Others contemplate whether cyberwar crimes should be a priority given Russia’s ongoing physical war crimes in Ukraine. “There’s a stark difference between cyberattacks and attacks on the physical ground right now,” researchers say.  “You simply cannot achieve the same effects with cyberattacks that you can when you’re bombing things and tanks are rolling down streets.”

UC agrees that any ICC charges against Sandworm for cyberwar crimes should not detract or distract from its investigation of traditional war crimes in Ukraine.  But those ongoing, on-the-ground war crime investigations are likely to take years to bear fruit, they say; the investigation and prosecution of war crimes in Yugoslavia’s 1990s conflict, as an example, took decades.  UC argues that prosecuting Sandworm for Russia’s 2015 and 2016 cyberattacks, by contrast, would be “low-hanging fruit,” given the evidence already assembled by security researchers and Western governments of the group’s culpability.  That means it could offer immediate results while other Russian war crimes investigations continue. “A lot of what you need to try in this case is there,” says UC.  “You could bring this case to get some justice, as a first step, while other investigations are ongoing.  Sandworm is continually active, and continually executing serious attacks with impunity.”

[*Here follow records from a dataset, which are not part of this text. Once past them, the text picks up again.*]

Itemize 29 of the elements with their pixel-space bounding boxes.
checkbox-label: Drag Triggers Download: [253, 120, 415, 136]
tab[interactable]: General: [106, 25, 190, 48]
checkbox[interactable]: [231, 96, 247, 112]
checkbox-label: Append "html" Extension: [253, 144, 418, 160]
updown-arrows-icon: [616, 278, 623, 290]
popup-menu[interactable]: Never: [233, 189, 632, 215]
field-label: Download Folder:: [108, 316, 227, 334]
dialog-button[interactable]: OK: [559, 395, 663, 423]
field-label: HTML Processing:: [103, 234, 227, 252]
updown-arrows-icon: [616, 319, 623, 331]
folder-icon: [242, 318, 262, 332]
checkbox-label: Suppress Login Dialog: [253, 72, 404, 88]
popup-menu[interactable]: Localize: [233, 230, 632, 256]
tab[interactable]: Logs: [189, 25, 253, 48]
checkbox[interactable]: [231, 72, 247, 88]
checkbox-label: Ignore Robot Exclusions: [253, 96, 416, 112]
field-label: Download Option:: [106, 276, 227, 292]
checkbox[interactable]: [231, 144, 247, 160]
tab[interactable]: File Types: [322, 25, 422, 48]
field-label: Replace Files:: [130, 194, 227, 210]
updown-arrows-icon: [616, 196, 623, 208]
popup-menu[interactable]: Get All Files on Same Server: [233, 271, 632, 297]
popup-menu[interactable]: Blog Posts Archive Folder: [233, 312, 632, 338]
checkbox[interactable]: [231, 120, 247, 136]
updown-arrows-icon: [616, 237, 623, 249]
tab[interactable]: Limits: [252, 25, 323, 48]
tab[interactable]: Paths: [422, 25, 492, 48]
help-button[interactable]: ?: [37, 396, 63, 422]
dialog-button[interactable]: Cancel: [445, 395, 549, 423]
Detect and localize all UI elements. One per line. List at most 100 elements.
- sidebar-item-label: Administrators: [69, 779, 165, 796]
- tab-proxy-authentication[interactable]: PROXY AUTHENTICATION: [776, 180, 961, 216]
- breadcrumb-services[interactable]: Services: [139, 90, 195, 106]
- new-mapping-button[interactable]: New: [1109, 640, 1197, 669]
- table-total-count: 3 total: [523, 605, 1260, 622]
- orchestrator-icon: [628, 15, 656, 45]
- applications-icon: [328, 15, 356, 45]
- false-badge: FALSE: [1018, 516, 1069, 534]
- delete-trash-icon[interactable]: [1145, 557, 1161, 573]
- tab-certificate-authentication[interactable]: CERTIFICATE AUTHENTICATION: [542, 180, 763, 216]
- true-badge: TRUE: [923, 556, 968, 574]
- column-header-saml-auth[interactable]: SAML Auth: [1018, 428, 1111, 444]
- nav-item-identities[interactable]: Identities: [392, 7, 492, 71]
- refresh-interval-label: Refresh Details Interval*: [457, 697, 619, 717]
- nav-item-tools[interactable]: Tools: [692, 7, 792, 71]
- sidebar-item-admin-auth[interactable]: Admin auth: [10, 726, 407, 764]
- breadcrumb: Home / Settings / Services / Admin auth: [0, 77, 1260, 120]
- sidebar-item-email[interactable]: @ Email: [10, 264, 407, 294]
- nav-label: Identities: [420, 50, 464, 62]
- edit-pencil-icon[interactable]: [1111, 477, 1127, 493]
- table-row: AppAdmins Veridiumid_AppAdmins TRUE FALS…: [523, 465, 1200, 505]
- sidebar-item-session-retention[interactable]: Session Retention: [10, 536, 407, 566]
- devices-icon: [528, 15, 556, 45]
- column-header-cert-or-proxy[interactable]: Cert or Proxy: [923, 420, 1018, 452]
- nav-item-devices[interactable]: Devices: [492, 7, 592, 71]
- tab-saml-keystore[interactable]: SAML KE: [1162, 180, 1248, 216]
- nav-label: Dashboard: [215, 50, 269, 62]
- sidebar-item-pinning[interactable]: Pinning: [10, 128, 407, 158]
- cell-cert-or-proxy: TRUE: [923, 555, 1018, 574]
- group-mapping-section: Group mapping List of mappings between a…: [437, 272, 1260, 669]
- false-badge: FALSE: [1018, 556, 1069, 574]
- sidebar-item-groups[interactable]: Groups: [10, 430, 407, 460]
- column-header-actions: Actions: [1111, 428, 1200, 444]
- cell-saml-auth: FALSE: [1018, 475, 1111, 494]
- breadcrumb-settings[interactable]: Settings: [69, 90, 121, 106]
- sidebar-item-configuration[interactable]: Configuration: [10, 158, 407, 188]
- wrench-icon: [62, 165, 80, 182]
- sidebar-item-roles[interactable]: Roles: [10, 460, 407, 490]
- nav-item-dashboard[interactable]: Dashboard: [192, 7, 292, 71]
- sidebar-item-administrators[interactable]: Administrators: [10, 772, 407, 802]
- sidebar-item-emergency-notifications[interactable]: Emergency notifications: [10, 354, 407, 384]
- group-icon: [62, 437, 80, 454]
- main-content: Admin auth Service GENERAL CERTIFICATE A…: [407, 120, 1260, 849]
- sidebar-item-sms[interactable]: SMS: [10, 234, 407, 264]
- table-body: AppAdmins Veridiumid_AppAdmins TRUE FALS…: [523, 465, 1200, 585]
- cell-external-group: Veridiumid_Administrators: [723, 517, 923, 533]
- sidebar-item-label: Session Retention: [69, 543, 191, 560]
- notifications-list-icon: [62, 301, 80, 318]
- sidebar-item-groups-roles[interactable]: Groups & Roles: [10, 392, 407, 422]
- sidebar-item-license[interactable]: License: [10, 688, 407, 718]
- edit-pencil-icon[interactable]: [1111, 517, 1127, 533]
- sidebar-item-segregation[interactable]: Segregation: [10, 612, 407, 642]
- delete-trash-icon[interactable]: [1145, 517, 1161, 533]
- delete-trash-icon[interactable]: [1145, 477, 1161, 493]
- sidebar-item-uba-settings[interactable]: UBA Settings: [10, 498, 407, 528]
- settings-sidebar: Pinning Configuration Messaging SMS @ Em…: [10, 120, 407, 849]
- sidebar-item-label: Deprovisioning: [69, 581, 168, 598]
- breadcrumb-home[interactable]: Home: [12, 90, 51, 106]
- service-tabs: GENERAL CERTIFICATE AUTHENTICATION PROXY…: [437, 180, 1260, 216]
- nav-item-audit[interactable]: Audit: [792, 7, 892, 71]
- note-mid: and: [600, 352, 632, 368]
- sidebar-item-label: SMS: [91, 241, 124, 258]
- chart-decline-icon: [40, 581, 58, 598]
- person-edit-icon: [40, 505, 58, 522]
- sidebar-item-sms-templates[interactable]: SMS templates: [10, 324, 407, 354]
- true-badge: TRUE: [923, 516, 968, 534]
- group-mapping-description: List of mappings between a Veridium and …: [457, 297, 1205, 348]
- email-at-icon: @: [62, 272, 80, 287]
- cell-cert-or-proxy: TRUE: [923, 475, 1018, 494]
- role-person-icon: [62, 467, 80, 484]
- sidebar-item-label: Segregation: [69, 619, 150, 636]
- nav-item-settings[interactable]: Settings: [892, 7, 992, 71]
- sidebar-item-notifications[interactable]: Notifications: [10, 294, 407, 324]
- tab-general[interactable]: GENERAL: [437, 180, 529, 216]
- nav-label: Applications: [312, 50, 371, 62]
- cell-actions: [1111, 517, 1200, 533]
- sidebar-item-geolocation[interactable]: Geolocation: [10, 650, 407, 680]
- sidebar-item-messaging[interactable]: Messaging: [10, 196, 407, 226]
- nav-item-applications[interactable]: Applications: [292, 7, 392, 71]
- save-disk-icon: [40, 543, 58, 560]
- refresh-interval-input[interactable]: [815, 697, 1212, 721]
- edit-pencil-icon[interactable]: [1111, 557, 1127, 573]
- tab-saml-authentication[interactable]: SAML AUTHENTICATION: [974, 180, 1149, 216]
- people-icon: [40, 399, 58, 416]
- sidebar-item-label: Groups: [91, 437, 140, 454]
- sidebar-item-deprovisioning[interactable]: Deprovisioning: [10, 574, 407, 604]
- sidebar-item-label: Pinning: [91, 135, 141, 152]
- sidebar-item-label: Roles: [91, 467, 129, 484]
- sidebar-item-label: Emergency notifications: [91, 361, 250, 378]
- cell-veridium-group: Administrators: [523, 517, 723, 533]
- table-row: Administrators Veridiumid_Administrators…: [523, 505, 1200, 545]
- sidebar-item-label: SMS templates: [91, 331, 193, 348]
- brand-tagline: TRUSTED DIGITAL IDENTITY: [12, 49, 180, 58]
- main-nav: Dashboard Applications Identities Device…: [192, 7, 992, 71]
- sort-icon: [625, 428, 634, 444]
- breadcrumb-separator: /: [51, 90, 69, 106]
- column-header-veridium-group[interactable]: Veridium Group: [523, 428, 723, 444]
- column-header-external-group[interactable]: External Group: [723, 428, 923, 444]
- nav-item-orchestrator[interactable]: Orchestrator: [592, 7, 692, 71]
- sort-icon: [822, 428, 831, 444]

Sandworm’s hacking group is already facing criminal charges in the US.  And last month, the US State Department has now issued a bounty of up to $10 million for information that could lead to the capture of the six hackers.  Legal experts argue that the gravity of convicting the Sandworm hackers as war criminals would have a larger deterrent effect, and might help lead to their arrest, as well.  One hundred and twenty-three (123) countries are parties to the ‘Rome Statute’ and are obliged to help capture convicted war criminals, including some countries that do not have extradition treaties with the US, such as Switzerland and Ecuador, which might otherwise serve as safe havens for the hackers.[2]

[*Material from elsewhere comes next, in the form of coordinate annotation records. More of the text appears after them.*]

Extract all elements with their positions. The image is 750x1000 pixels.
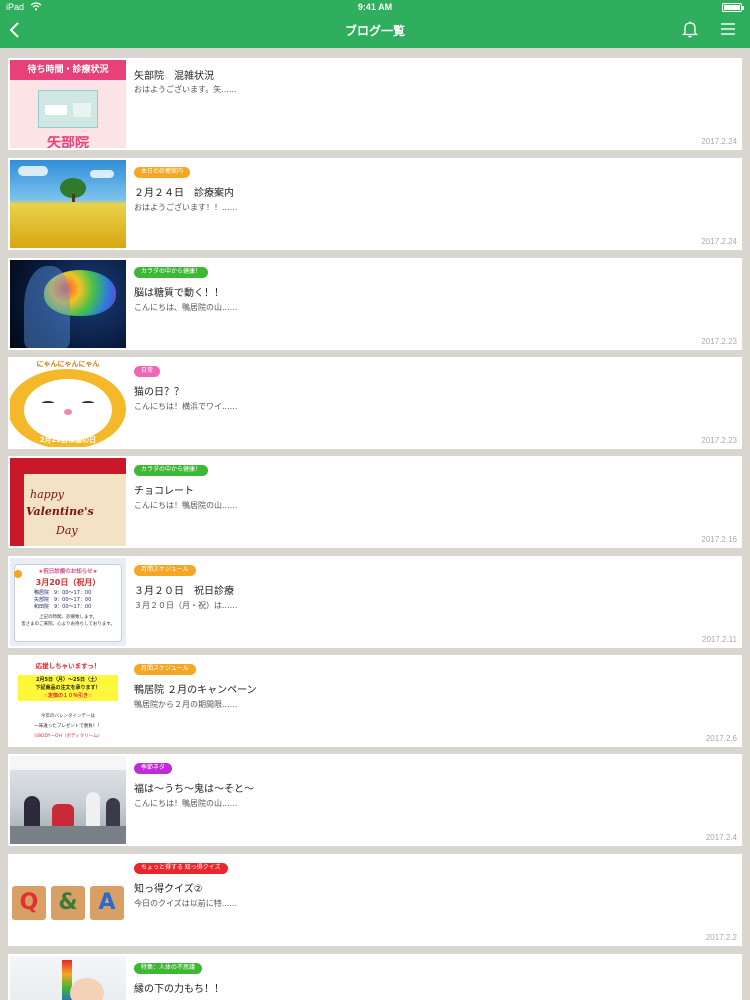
status-bar: iPad 9:41 AM	[0, 0, 750, 14]
thumbnail-caption: 応援しちゃいますっ！	[35, 662, 101, 670]
blog-post-card[interactable]: にゃんにゃんにゃん 2月22日は猫の日 日常 猫の日？？ こんにちは！横浜でワイ…	[8, 357, 742, 449]
post-thumbnail	[10, 956, 126, 1000]
category-badge: 日常	[134, 366, 161, 377]
post-date: 2017.2.4	[705, 833, 737, 842]
post-thumbnail: 待ち時間・診療状況 矢部院	[10, 60, 126, 148]
thumbnail-row: ☆定価の１０％引き☆	[43, 693, 93, 699]
thumbnail-note-2: 皆さまのご来院、心よりお待ちしております。	[21, 622, 115, 627]
thumbnail-note: 今年のバレンタインデーは	[41, 714, 95, 719]
post-thumbnail: にゃんにゃんにゃん 2月22日は猫の日	[10, 359, 126, 447]
app-header: iPad 9:41 AM ブログ一覧	[0, 0, 750, 48]
thumbnail-caption: 待ち時間・診療状況	[10, 60, 126, 80]
post-date: 2017.2.11	[702, 635, 737, 644]
post-excerpt: おはようございます！！......	[134, 203, 238, 212]
category-badge: 特集：人体の不思議	[134, 963, 203, 974]
post-excerpt: おはようございます。矢......	[134, 85, 237, 94]
category-badge: ちょっと得する 知っ得クイズ	[134, 863, 228, 874]
post-title: 福は〜うち〜鬼は〜そと〜	[134, 784, 254, 795]
post-excerpt: 鴨居院から２月の期間限......	[134, 700, 238, 709]
status-time: 9:41 AM	[357, 2, 393, 12]
blog-post-card[interactable]: happy Valentine's Day カラダの中から健康！ チョコレート …	[8, 456, 742, 548]
post-title: 縁の下の力もち！！	[134, 984, 224, 995]
hamburger-menu-icon	[721, 23, 735, 35]
category-badge: カラダの中から健康！	[134, 465, 209, 476]
post-title: 猫の日？？	[134, 387, 184, 398]
post-date: 2017.2.23	[701, 436, 737, 445]
post-excerpt: こんにちは！鴨居院の山......	[134, 799, 238, 808]
ribbon-decoration	[10, 458, 126, 474]
post-title: ２月２４日 診療案内	[134, 188, 234, 199]
thumbnail-schedule: 鴨居院 9：00〜17：00 矢部院 9：00〜17：00 和田院 9：00〜1…	[34, 590, 91, 611]
post-date: 2017.2.2	[705, 933, 737, 942]
post-title: 脳は糖質で動く！！	[134, 288, 224, 299]
thumbnail-subcaption: Valentine's	[26, 505, 94, 518]
post-title: チョコレート	[134, 486, 194, 497]
post-thumbnail: Q & A	[10, 856, 126, 944]
baby-head	[70, 978, 104, 1000]
menu-button[interactable]	[720, 21, 736, 37]
category-badge: 本日の診療案内	[134, 167, 191, 178]
post-title: 鴨居院 ２月のキャンペーン	[134, 685, 257, 696]
head-silhouette	[24, 266, 70, 348]
blog-post-card[interactable]: ★祝日診療のお知らせ★ 3月20日（祝月） 鴨居院 9：00〜17：00 矢部院…	[8, 556, 742, 648]
category-badge: 月間スケジュール	[134, 664, 196, 675]
post-date: 2017.2.24	[701, 237, 737, 246]
schedule-row: 矢部院 9：00〜17：00	[34, 597, 92, 603]
post-excerpt: 今日のクイズは以前に特......	[134, 899, 238, 908]
thumbnail-caption: ★祝日診療のお知らせ★	[38, 569, 98, 575]
category-badge: 月間スケジュール	[134, 565, 196, 576]
post-thumbnail: ★祝日診療のお知らせ★ 3月20日（祝月） 鴨居院 9：00〜17：00 矢部院…	[10, 558, 126, 646]
post-thumbnail	[10, 756, 126, 844]
post-excerpt: こんにちは、鴨居院の山......	[134, 303, 238, 312]
blog-post-card[interactable]: 特集：人体の不思議 縁の下の力もち！！	[8, 954, 742, 1000]
blog-post-card[interactable]: 本日の診療案内 ２月２４日 診療案内 おはようございます！！...... 201…	[8, 158, 742, 250]
thumbnail-note-3: ①BODYーOH（ボディクリーム）	[33, 734, 103, 739]
post-date: 2017.2.16	[701, 535, 737, 544]
post-excerpt: ３月２０日（月・祝）は......	[134, 601, 238, 610]
thumbnail-subcaption: 2月22日は猫の日	[39, 436, 97, 444]
thumbnail-subcaption: 矢部院	[47, 136, 89, 148]
schedule-row: 和田院 9：00〜17：00	[34, 604, 92, 610]
thumbnail-subcaption: 3月20日（祝月）	[35, 578, 101, 587]
thumbnail-caption: にゃんにゃんにゃん	[36, 360, 100, 368]
bell-icon	[681, 21, 699, 38]
post-title: ３月２０日 祝日診療	[134, 586, 234, 597]
post-excerpt: こんにちは！横浜でワイ......	[134, 402, 238, 411]
clinic-photo	[38, 90, 98, 128]
blog-post-card[interactable]: 応援しちゃいますっ！ 2月5日（月）〜25日（土） 下記商品の注文を承ります！ …	[8, 655, 742, 747]
schedule-row: 鴨居院 9：00〜17：00	[34, 590, 92, 596]
quiz-block-a: A	[90, 886, 124, 920]
post-thumbnail: happy Valentine's Day	[10, 458, 126, 546]
thumbnail-note-2: 一味違ったプレゼントで勝負！！	[34, 724, 102, 729]
post-thumbnail: 応援しちゃいますっ！ 2月5日（月）〜25日（土） 下記商品の注文を承ります！ …	[10, 657, 126, 745]
thumbnail-row: 下記商品の注文を承ります！	[35, 685, 101, 691]
blog-post-card[interactable]: 季節ネタ 福は〜うち〜鬼は〜そと〜 こんにちは！鴨居院の山...... 2017…	[8, 754, 742, 846]
blog-post-card[interactable]: カラダの中から健康！ 脳は糖質で動く！！ こんにちは、鴨居院の山...... 2…	[8, 258, 742, 350]
post-title: 知っ得クイズ②	[134, 884, 203, 895]
category-badge: 季節ネタ	[134, 763, 173, 774]
post-date: 2017.2.23	[701, 337, 737, 346]
quiz-block-q: Q	[12, 886, 46, 920]
thumbnail-subcaption-2: Day	[56, 524, 78, 537]
post-title: 矢部院 混雑状況	[134, 71, 214, 82]
post-date: 2017.2.24	[701, 137, 737, 146]
battery-icon	[722, 3, 744, 12]
post-thumbnail	[10, 160, 126, 248]
category-badge: カラダの中から健康！	[134, 267, 209, 278]
blog-post-card[interactable]: Q & A ちょっと得する 知っ得クイズ 知っ得クイズ② 今日のクイズは以前に特…	[8, 854, 742, 946]
post-excerpt: こんにちは！鴨居院の山......	[134, 501, 238, 510]
quiz-block-amp: &	[51, 886, 85, 920]
blog-post-card[interactable]: 待ち時間・診療状況 矢部院 矢部院 混雑状況 おはようございます。矢......…	[8, 58, 742, 150]
page-title: ブログ一覧	[344, 24, 405, 38]
thumbnail-subcaption: 2月5日（月）〜25日（土）	[36, 677, 100, 683]
thumbnail-note: 上記の時間、診療致します。	[38, 615, 98, 620]
post-thumbnail	[10, 260, 126, 348]
thumbnail-caption: happy	[30, 488, 64, 501]
post-date: 2017.2.6	[705, 734, 737, 743]
notification-button[interactable]	[681, 20, 699, 38]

If ICC prosecutors did bring war crimes charges against Sandworm for its blackout attacks, the case would have to clear certain legal hurdles, says the director of the Strauss Center for International Security and Law at the University of Texas Law School.  They would have to convince the court that the attacks occurred in the context of war, for instance, and that the power grid was not a military target, or that the attacks disproportionately affected civilians, UT says.  But the more fundamental idea of extending the international laws of war to cover cyberattacks with physical effects, while unprecedented in ICC cases, is an easy argument to make, they say.  “All you have to do is ask, ‘What if the Russians had set up bombs at the relevant electrical substations to achieve the same effect? Is that a war crime?’ That’s the exact same sort of question,” says the director.  He compares the new “cyber domain” of warfare to other kinds of warfare like aerial and submarine warfare, which were once new modes of war but no less subject to international law.  “For all these new operational domains, extending the existing law-of-war concepts of proportionality and distinctions to them is a no-brainer.”

But the cyber domain is nonetheless different.  It has no borders, and it allows attackers to instantly reach across the world, regardless of distance.  And that makes holding Russia’s most dangerous hackers accountable all the more urgent.  “Sandworm is continually active, and continually executing serious attacks with impunity,” UC says. “The risk it presents is incredibly serious, and it puts the entire world at the front lines of this conflict.”